4
$\begingroup$

Imagine I'm polling a random sample from the population and it asks them if they approve of the President or not. I also ask them some categorical demographic questions (age-bracket, race, gender, income-bracket).

Now given a new randomly-selected person from the population, I want to know the aposteriori probability distribution that he approves.

I take it that if this is all I know, the answer is just $Beta[approvers+1, nonapprovers+1]$ (assuming a uniform prior).

But I happen to know all the demographic information for this person too -- it's a 24-to-34-year-old white man in the lowest income bracket.

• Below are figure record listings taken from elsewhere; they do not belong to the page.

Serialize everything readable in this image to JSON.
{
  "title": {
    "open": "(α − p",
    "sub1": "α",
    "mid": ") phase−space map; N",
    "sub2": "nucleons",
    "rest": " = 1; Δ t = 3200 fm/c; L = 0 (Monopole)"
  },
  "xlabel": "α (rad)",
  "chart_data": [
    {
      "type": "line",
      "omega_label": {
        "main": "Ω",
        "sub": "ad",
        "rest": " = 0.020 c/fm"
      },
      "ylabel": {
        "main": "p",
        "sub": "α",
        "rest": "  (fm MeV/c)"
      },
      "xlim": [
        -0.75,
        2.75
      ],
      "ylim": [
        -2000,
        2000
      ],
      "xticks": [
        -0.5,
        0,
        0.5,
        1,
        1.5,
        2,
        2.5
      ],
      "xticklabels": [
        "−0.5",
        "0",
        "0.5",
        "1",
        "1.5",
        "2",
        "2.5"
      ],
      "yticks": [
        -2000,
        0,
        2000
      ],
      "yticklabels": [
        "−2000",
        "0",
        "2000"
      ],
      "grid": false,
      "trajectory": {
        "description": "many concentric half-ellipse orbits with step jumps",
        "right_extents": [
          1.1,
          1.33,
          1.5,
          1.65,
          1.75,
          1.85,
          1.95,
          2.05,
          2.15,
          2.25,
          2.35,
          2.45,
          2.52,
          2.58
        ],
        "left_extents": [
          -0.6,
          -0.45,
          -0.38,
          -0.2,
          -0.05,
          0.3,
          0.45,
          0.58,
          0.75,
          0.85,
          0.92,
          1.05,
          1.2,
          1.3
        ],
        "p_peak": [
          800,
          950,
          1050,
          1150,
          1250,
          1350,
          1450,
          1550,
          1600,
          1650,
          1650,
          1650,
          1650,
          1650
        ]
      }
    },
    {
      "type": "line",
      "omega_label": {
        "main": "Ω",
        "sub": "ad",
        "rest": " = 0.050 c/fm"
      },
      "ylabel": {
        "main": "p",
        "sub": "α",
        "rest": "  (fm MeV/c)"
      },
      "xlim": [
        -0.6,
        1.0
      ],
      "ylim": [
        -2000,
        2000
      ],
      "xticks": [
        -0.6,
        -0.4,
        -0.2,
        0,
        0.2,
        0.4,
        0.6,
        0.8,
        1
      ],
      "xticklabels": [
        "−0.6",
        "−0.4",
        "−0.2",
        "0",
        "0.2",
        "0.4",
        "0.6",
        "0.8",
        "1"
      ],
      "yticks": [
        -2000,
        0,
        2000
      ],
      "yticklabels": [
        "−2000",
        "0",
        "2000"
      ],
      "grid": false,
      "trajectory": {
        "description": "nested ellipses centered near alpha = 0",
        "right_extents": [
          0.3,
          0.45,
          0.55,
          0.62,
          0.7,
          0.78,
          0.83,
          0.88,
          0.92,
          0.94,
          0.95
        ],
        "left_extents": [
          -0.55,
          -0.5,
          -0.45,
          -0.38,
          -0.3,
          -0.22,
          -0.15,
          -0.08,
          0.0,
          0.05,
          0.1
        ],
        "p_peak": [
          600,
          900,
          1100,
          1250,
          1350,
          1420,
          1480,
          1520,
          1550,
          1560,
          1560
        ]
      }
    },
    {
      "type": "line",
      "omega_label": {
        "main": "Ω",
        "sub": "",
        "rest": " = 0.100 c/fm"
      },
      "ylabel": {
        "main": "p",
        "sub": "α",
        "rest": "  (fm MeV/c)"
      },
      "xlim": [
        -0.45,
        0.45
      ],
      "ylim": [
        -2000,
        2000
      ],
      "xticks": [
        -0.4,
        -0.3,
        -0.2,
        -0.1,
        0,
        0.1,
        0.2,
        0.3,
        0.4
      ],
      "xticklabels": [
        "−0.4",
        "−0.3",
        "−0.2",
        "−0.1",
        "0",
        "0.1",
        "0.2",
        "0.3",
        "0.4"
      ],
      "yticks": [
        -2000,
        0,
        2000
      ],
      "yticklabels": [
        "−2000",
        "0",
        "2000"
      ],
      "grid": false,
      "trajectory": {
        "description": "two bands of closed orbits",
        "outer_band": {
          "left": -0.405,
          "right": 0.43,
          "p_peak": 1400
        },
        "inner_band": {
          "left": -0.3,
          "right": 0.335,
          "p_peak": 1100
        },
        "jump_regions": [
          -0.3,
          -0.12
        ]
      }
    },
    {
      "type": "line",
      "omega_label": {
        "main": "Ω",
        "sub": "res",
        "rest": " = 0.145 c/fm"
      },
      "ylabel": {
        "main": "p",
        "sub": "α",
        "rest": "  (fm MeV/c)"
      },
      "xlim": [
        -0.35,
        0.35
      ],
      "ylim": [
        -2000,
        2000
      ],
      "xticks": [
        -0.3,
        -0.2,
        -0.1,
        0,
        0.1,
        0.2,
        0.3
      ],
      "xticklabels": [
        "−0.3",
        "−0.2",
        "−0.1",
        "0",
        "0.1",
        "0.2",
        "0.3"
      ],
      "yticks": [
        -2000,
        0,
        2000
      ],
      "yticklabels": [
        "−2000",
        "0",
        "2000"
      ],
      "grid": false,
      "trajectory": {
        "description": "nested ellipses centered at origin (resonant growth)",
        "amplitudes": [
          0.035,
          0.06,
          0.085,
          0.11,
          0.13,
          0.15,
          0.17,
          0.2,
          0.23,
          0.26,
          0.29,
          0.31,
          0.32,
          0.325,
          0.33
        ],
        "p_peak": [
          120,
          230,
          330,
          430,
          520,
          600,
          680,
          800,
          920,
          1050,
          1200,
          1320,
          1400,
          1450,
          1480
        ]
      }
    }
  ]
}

Now I could just look at the 24-to-34-year-old low-income white men I polled, but I only polled one (or no) other person like that, leaving me essentially just with my prior. How do I appropriately combine all the information I have about different demographics and sub-demographics?

  • 0
    @joriki Yes that should be in the title also.2012-09-12

1 Answers 1

2

You have a binary response (approve/disapprove) and a set of covariates (age-bracket, race, gender, income-bracket). You can fit a logistic regression model to the data using the classical frequentist approach. Then this model will give a prediction for a future person given the set of demographic conditions (values for the covariates). If you do not have a lot of data for a particular combination of the covariates that is associated with the person you want to make the prediction on, the prediction will probably not be very accurate. To take a Bayesian approach, you could put prior distributions on the parameters of the model and combine that with the likelihood function for the observed responses. Given the model form you could get a Bayesian posterior joint distribution for the parameters from which you could select parameter estimates.